My Rheumatologist’s Registrar came to see me with a few other curious doctors. He told me that there was no infection present in the fluid they had taken from my hip on Friday and so it was looking like the Synovitis and Joint Effusion was down to an exacerbated Still’s flare. He said he believed that the Still’s was getting worse because the Tocilizumab wasn’t working, despite the improvements to my bloodwork. He then went on to say that that the problem was, I had tried all the different mechanisms of drugs by this point: Enbrel, the anti-tnf, Anakinra the il-1 receptor antagonist, Abatacept the T-Cell inhibitor and Tocilizumab the il-6 receptor inhibitor.
As a result, he said I had run out of options and that my main hope was for them to look into future clinical trials that may include Still’s Disease patients. He mentioned the possibility of returning to anti-tnf therapy but felt that there was only a limited chance that I would respond after forming antibodies to Enbrel previously. I was lost for words and he went away leaving me in a lot of doubt and feeling quite scared about the future. I have always known that my Still’s Disease was difficult to treat and did not follow the typical pattern; my Rheumatologist and I had often joked about how complicated I was, but we had always had a plan of action, another drug in the pipeline if the current one didn’t prove a success. I had always had faith that we would get on top of things eventually, even if it was a long, hard struggle to get there. Was I wrong to be so positive, naive even?
For the rest of the day I was out of sorts; I became tearful when I needed help from a nurse to go to the toilet, frustrated with my dependence and disability all of a sudden – was this going to become the norm for me? I spent a lot of time talking to my friends and family about it and they reassured me that I needed to see what my Rheumatologist said first; as I said before, he had always kept me optimistic about my future. He came to see me at about 6pm that day; I can’t remember the conversation now but nothing he said made me feel like a lost cause. Instead, he suggested that we persevere with the Cyclosporin a bit longer (with the Tocilizumab), since that had always brought some level of control in the past and I had only been on it for a few weeks at that point – some of which may not even have counted, since it is possible I may not have absorbed any medication while I had chronic Gastritis.

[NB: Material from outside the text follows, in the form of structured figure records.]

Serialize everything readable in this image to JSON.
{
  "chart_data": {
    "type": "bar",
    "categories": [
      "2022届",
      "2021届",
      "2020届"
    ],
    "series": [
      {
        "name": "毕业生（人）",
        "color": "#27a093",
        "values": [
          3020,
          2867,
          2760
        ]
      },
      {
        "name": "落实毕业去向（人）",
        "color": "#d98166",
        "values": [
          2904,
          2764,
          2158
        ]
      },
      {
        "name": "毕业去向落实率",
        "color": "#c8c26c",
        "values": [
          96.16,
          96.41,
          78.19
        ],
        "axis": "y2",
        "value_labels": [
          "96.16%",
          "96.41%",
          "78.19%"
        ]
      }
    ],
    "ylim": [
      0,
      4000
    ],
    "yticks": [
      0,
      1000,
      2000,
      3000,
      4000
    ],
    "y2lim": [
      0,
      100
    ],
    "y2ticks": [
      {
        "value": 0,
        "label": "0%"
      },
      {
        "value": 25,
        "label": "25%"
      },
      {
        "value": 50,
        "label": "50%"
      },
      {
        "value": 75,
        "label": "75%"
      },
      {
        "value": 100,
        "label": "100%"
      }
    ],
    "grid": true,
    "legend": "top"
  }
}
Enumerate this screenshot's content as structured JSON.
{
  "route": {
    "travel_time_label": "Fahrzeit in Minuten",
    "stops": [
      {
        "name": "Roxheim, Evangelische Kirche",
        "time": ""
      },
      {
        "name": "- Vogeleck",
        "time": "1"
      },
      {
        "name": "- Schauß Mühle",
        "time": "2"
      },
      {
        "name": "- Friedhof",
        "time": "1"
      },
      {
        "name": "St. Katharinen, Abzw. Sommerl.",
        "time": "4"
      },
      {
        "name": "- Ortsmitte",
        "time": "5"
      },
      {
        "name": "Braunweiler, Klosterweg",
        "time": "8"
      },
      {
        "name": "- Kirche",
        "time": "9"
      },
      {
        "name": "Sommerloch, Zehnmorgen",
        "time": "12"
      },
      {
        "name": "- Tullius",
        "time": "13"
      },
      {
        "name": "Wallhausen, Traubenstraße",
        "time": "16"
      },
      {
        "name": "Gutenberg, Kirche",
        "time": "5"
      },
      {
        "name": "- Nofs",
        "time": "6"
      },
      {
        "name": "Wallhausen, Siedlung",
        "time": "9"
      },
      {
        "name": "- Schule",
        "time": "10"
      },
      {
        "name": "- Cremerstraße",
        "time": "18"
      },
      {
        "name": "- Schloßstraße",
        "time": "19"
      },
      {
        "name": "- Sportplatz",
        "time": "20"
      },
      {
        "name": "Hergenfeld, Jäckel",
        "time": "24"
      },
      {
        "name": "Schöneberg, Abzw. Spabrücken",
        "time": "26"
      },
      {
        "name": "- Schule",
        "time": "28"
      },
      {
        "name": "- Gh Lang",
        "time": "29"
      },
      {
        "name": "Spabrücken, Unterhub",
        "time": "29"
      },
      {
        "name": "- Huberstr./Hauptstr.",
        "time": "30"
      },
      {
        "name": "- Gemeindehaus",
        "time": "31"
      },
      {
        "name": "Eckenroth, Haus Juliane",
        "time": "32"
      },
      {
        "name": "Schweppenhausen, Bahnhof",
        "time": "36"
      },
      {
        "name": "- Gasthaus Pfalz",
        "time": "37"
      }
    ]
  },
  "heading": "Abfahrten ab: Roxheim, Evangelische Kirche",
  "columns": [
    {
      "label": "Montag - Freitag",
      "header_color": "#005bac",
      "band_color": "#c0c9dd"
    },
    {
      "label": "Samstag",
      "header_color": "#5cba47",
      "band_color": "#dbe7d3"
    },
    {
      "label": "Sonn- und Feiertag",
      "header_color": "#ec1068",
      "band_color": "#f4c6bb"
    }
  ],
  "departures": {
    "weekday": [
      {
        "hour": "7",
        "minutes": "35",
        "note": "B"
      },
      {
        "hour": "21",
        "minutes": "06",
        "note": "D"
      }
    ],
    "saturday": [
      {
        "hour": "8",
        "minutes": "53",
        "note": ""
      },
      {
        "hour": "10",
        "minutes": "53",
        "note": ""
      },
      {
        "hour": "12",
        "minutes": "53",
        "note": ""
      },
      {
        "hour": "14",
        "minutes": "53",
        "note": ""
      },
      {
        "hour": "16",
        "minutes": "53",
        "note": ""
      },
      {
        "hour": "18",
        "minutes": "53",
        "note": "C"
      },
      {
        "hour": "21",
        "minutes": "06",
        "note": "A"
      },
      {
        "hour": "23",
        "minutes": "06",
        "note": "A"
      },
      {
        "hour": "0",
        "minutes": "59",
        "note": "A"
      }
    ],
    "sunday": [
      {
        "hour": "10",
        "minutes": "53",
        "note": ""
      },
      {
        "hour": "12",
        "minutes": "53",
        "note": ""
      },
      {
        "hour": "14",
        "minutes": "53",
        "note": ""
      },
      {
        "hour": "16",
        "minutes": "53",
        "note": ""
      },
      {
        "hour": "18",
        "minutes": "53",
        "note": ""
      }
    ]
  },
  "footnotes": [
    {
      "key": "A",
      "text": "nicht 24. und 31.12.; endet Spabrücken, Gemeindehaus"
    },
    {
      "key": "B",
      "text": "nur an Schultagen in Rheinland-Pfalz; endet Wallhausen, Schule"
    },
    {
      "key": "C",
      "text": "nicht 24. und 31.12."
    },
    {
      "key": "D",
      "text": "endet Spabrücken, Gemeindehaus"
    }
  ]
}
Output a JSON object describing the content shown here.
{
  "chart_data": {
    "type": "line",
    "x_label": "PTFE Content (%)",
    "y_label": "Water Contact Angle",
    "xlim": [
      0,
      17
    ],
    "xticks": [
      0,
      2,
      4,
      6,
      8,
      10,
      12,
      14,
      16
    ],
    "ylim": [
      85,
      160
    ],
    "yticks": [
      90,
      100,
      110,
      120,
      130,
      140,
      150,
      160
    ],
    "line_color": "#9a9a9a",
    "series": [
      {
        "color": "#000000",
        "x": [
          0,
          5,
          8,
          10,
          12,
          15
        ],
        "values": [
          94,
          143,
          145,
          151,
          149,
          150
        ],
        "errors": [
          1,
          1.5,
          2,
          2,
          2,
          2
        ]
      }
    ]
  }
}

He admitted things were pretty dire and couldn’t offer me any guarentees, but he at least didn’t make me feel like I had completely run out of options. I was able to relax a bit more and focus on the here and now again, taking small steps towards getting back on my feet and home – washing at the sink, using the toilet, getting between the bed and chair on my walker etc.
But I have to admit, the Registrar’s claims have been niggling away at me ever since.